Mit der Stiftungsarbeit begonnen werden soll bereits im kommenden Jahr. Das klingt nach Eile aus Einsicht - ist aber in Wirklichkeit nur ein Beleg dafür, daß IG Farben i.A. keine Zeit verlieren will, den Ruf der Firma aufzupolieren. Nicht mehr nur Auschwitz, Zyklon B, Zwangsarbeit auf der Buna-Baustelle und das IG-KZ in Auschwitz-Monowitz sollen künftig die Presseberichterstattung um die IG-Abwickler bestimmen, sondern das Zauberwort "Entschädigung".
Dieser Sprung in die Gemeinschaft der scheinbar einsichtigen und "guten" Entschädigerfirmen, scheint IG-Farben i.A. nun gelungen zu sein. Daß in der Realität nicht die großspurig verkündete Summe von "drei Millionen Mark für die Stiftung" (wenig genug wäre es immer noch), sondern nur deren Zinserträge für wirkliche Entschädigungsleistungen eingeplant sind, wird in der Presseberichterstattung kaum erwähnt. Es handelt sich um ganze zwei- bis dreihunderttausend Mark im Jahr, die von der beschlossenen Entschädigungs-Stiftung ausgegeben werden können.
Beinahe einmütig haben die IG-Aktionäre diesen sauberen Beschluß gefaßt. Genauso einmütig einen anderen: IG Farben i.A. will in den nächsten Jahren juristisch gegen die Schweizer Bankgesellschaft (SBG) vorgehen und wohl auch die Schweizer Regierung auf Öffnung einiger Archive verklagen. 4,4 Milliarden Mark fordert man zurück - ursprünglich vor den Alliierten verstecktes Vermögen. Die Dreistigkeit der IG-Aktionäre ist nicht zu überbieten: Selbstverständlich habe man in den vierziger Jahren Kapital verschoben! Sonst wäre es doch enteignet worden! - Wie ein Lausbubenstreich werden die Transaktionen heute eingestanden und gleichzeitig sorgfältig vermieden, die damaligen Profitquellen zu erwähnen. Wen interessiert's noch außer jenen, die in Auschwitz III Zwangsarbeit leisten mußten und noch leben? Gerade für die, so die Sprecher der heutigen Liquidationsgesellschaft, wolle man doch aber die Milliarden auch zurück! Um eine schöne große Stiftung aufzubauen ...

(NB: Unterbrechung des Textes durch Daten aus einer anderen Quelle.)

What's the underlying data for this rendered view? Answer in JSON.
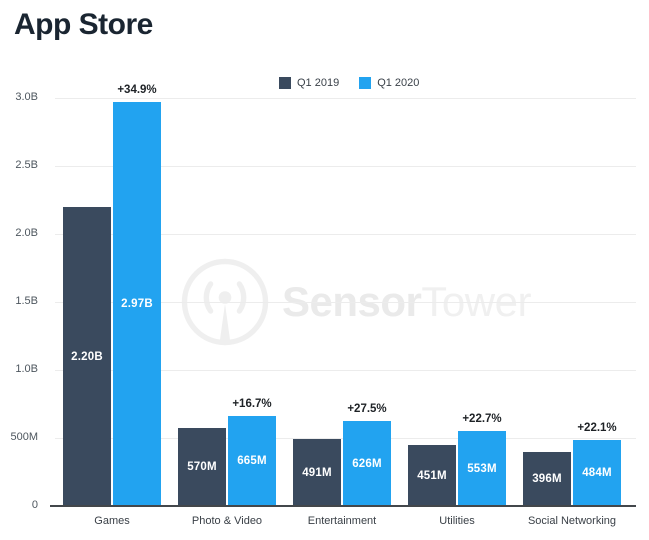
{
  "title": "App Store",
  "legend": [
    {
      "label": "Q1 2019",
      "color": "#3A4A5E"
    },
    {
      "label": "Q1 2020",
      "color": "#22A3F0"
    }
  ],
  "watermark": {
    "bold": "Sensor",
    "light": "Tower"
  },
  "colors": {
    "q1_2019_bar": "#3A4A5E",
    "q1_2020_bar": "#22A3F0",
    "gridline": "#ececec",
    "baseline": "#43474b",
    "watermark_gray": "#efefef"
  },
  "chart_data": {
    "type": "bar",
    "title": "App Store",
    "categories": [
      "Games",
      "Photo & Video",
      "Entertainment",
      "Utilities",
      "Social Networking"
    ],
    "series": [
      {
        "name": "Q1 2019",
        "color": "#3A4A5E",
        "values": [
          2200000000,
          570000000,
          491000000,
          451000000,
          396000000
        ],
        "labels": [
          "2.20B",
          "570M",
          "491M",
          "451M",
          "396M"
        ]
      },
      {
        "name": "Q1 2020",
        "color": "#22A3F0",
        "values": [
          2970000000,
          665000000,
          626000000,
          553000000,
          484000000
        ],
        "labels": [
          "2.97B",
          "665M",
          "626M",
          "553M",
          "484M"
        ]
      }
    ],
    "pct_change_labels": [
      "+34.9%",
      "+16.7%",
      "+27.5%",
      "+22.7%",
      "+22.1%"
    ],
    "y_ticks": [
      "3.0B",
      "2.5B",
      "2.0B",
      "1.5B",
      "1.0B",
      "500M",
      "0"
    ],
    "ylim": [
      0,
      3000000000
    ],
    "grid": true,
    "legend_position": "top"
  }
}
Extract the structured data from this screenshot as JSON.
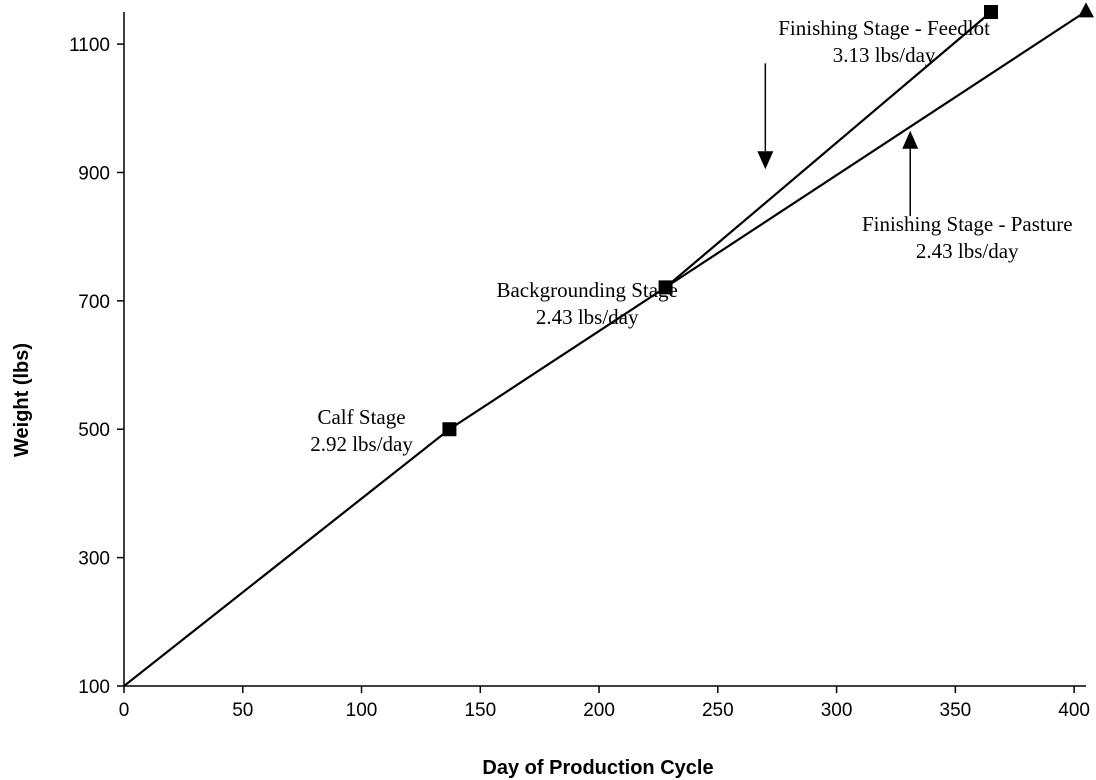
{
  "chart_data": {
    "type": "line",
    "title": "",
    "xlabel": "Day of Production Cycle",
    "ylabel": "Weight (lbs)",
    "xlim": [
      0,
      405
    ],
    "ylim": [
      100,
      1150
    ],
    "x_ticks": [
      0,
      50,
      100,
      150,
      200,
      250,
      300,
      350,
      400
    ],
    "y_ticks": [
      100,
      300,
      500,
      700,
      900,
      1100
    ],
    "grid": false,
    "legend": "none",
    "series": [
      {
        "name": "",
        "color": "#000000",
        "marker": "square",
        "points": [
          {
            "x": 0,
            "y": 100
          },
          {
            "x": 137,
            "y": 500
          },
          {
            "x": 228,
            "y": 721
          },
          {
            "x": 365,
            "y": 1150
          }
        ]
      },
      {
        "name": "",
        "color": "#000000",
        "marker": "triangle",
        "points": [
          {
            "x": 228,
            "y": 721
          },
          {
            "x": 405,
            "y": 1151
          }
        ]
      }
    ],
    "annotations": [
      {
        "id": "calf",
        "lines": [
          "Calf Stage",
          "2.92 lbs/day"
        ],
        "x": 100,
        "y": 508
      },
      {
        "id": "backgrounding",
        "lines": [
          "Backgrounding Stage",
          "2.43 lbs/day"
        ],
        "x": 195,
        "y": 706
      },
      {
        "id": "feedlot",
        "lines": [
          "Finishing Stage - Feedlot",
          "3.13 lbs/day"
        ],
        "x": 320,
        "y": 1114,
        "arrow_from": {
          "x": 270,
          "y": 1070
        },
        "arrow_to": {
          "x": 270,
          "y": 905
        }
      },
      {
        "id": "pasture",
        "lines": [
          "Finishing Stage - Pasture",
          "2.43 lbs/day"
        ],
        "x": 355,
        "y": 809,
        "arrow_from": {
          "x": 331,
          "y": 832
        },
        "arrow_to": {
          "x": 331,
          "y": 965
        }
      }
    ]
  }
}
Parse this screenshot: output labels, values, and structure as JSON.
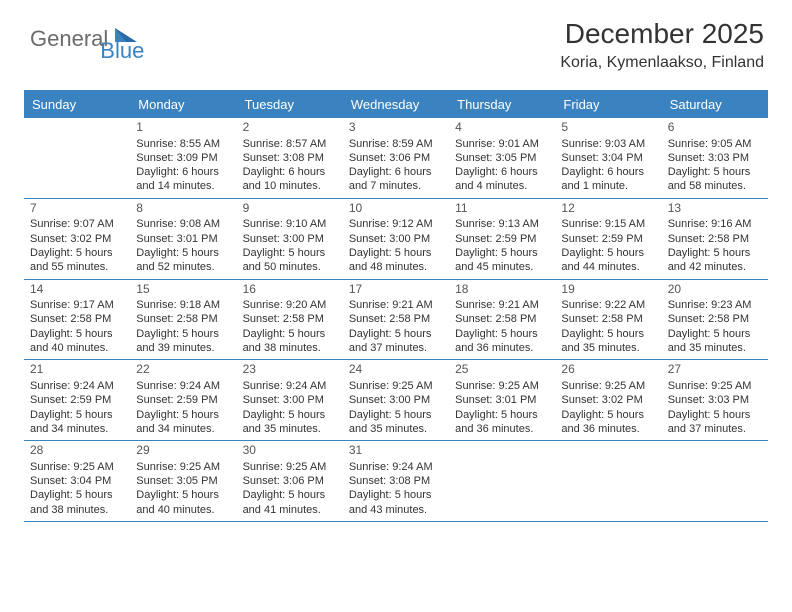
{
  "logo": {
    "word1": "General",
    "word2": "Blue"
  },
  "header": {
    "title": "December 2025",
    "location": "Koria, Kymenlaakso, Finland"
  },
  "style": {
    "accent": "#3b83c0",
    "accent_dark": "#2b6aa8",
    "text": "#333333",
    "logo_gray": "#6b6b6b",
    "bg": "#ffffff",
    "header_font_size": 28,
    "subtitle_font_size": 16,
    "dayhead_font_size": 13,
    "cell_font_size": 11,
    "daynum_font_size": 12
  },
  "days_of_week": [
    "Sunday",
    "Monday",
    "Tuesday",
    "Wednesday",
    "Thursday",
    "Friday",
    "Saturday"
  ],
  "weeks": [
    [
      {
        "empty": true
      },
      {
        "n": "1",
        "sr": "8:55 AM",
        "ss": "3:09 PM",
        "dl": "6 hours and 14 minutes."
      },
      {
        "n": "2",
        "sr": "8:57 AM",
        "ss": "3:08 PM",
        "dl": "6 hours and 10 minutes."
      },
      {
        "n": "3",
        "sr": "8:59 AM",
        "ss": "3:06 PM",
        "dl": "6 hours and 7 minutes."
      },
      {
        "n": "4",
        "sr": "9:01 AM",
        "ss": "3:05 PM",
        "dl": "6 hours and 4 minutes."
      },
      {
        "n": "5",
        "sr": "9:03 AM",
        "ss": "3:04 PM",
        "dl": "6 hours and 1 minute."
      },
      {
        "n": "6",
        "sr": "9:05 AM",
        "ss": "3:03 PM",
        "dl": "5 hours and 58 minutes."
      }
    ],
    [
      {
        "n": "7",
        "sr": "9:07 AM",
        "ss": "3:02 PM",
        "dl": "5 hours and 55 minutes."
      },
      {
        "n": "8",
        "sr": "9:08 AM",
        "ss": "3:01 PM",
        "dl": "5 hours and 52 minutes."
      },
      {
        "n": "9",
        "sr": "9:10 AM",
        "ss": "3:00 PM",
        "dl": "5 hours and 50 minutes."
      },
      {
        "n": "10",
        "sr": "9:12 AM",
        "ss": "3:00 PM",
        "dl": "5 hours and 48 minutes."
      },
      {
        "n": "11",
        "sr": "9:13 AM",
        "ss": "2:59 PM",
        "dl": "5 hours and 45 minutes."
      },
      {
        "n": "12",
        "sr": "9:15 AM",
        "ss": "2:59 PM",
        "dl": "5 hours and 44 minutes."
      },
      {
        "n": "13",
        "sr": "9:16 AM",
        "ss": "2:58 PM",
        "dl": "5 hours and 42 minutes."
      }
    ],
    [
      {
        "n": "14",
        "sr": "9:17 AM",
        "ss": "2:58 PM",
        "dl": "5 hours and 40 minutes."
      },
      {
        "n": "15",
        "sr": "9:18 AM",
        "ss": "2:58 PM",
        "dl": "5 hours and 39 minutes."
      },
      {
        "n": "16",
        "sr": "9:20 AM",
        "ss": "2:58 PM",
        "dl": "5 hours and 38 minutes."
      },
      {
        "n": "17",
        "sr": "9:21 AM",
        "ss": "2:58 PM",
        "dl": "5 hours and 37 minutes."
      },
      {
        "n": "18",
        "sr": "9:21 AM",
        "ss": "2:58 PM",
        "dl": "5 hours and 36 minutes."
      },
      {
        "n": "19",
        "sr": "9:22 AM",
        "ss": "2:58 PM",
        "dl": "5 hours and 35 minutes."
      },
      {
        "n": "20",
        "sr": "9:23 AM",
        "ss": "2:58 PM",
        "dl": "5 hours and 35 minutes."
      }
    ],
    [
      {
        "n": "21",
        "sr": "9:24 AM",
        "ss": "2:59 PM",
        "dl": "5 hours and 34 minutes."
      },
      {
        "n": "22",
        "sr": "9:24 AM",
        "ss": "2:59 PM",
        "dl": "5 hours and 34 minutes."
      },
      {
        "n": "23",
        "sr": "9:24 AM",
        "ss": "3:00 PM",
        "dl": "5 hours and 35 minutes."
      },
      {
        "n": "24",
        "sr": "9:25 AM",
        "ss": "3:00 PM",
        "dl": "5 hours and 35 minutes."
      },
      {
        "n": "25",
        "sr": "9:25 AM",
        "ss": "3:01 PM",
        "dl": "5 hours and 36 minutes."
      },
      {
        "n": "26",
        "sr": "9:25 AM",
        "ss": "3:02 PM",
        "dl": "5 hours and 36 minutes."
      },
      {
        "n": "27",
        "sr": "9:25 AM",
        "ss": "3:03 PM",
        "dl": "5 hours and 37 minutes."
      }
    ],
    [
      {
        "n": "28",
        "sr": "9:25 AM",
        "ss": "3:04 PM",
        "dl": "5 hours and 38 minutes."
      },
      {
        "n": "29",
        "sr": "9:25 AM",
        "ss": "3:05 PM",
        "dl": "5 hours and 40 minutes."
      },
      {
        "n": "30",
        "sr": "9:25 AM",
        "ss": "3:06 PM",
        "dl": "5 hours and 41 minutes."
      },
      {
        "n": "31",
        "sr": "9:24 AM",
        "ss": "3:08 PM",
        "dl": "5 hours and 43 minutes."
      },
      {
        "empty": true
      },
      {
        "empty": true
      },
      {
        "empty": true
      }
    ]
  ],
  "labels": {
    "sunrise": "Sunrise:",
    "sunset": "Sunset:",
    "daylight": "Daylight:"
  }
}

Es ist zumindest nicht auszuschließen, daß IG Farben i. A. mit diesem Trick einen Teil ihres "verschweizerten" Kapitals erfolgreich einklagt und in die Geschichte eingehen wird als eine Vereinigung, die nicht nur das Erbe von Zyklon B und Buna verwaltete, sondern zu jenen gehörte, die den paar noch lebenden NS-Opfern später ein paar Mark zusteckten. So kommt man heute noch auf die stetig anwachsende Liste der Schindlerdeutschen. Wen interessiert denn, wie es wirklich war?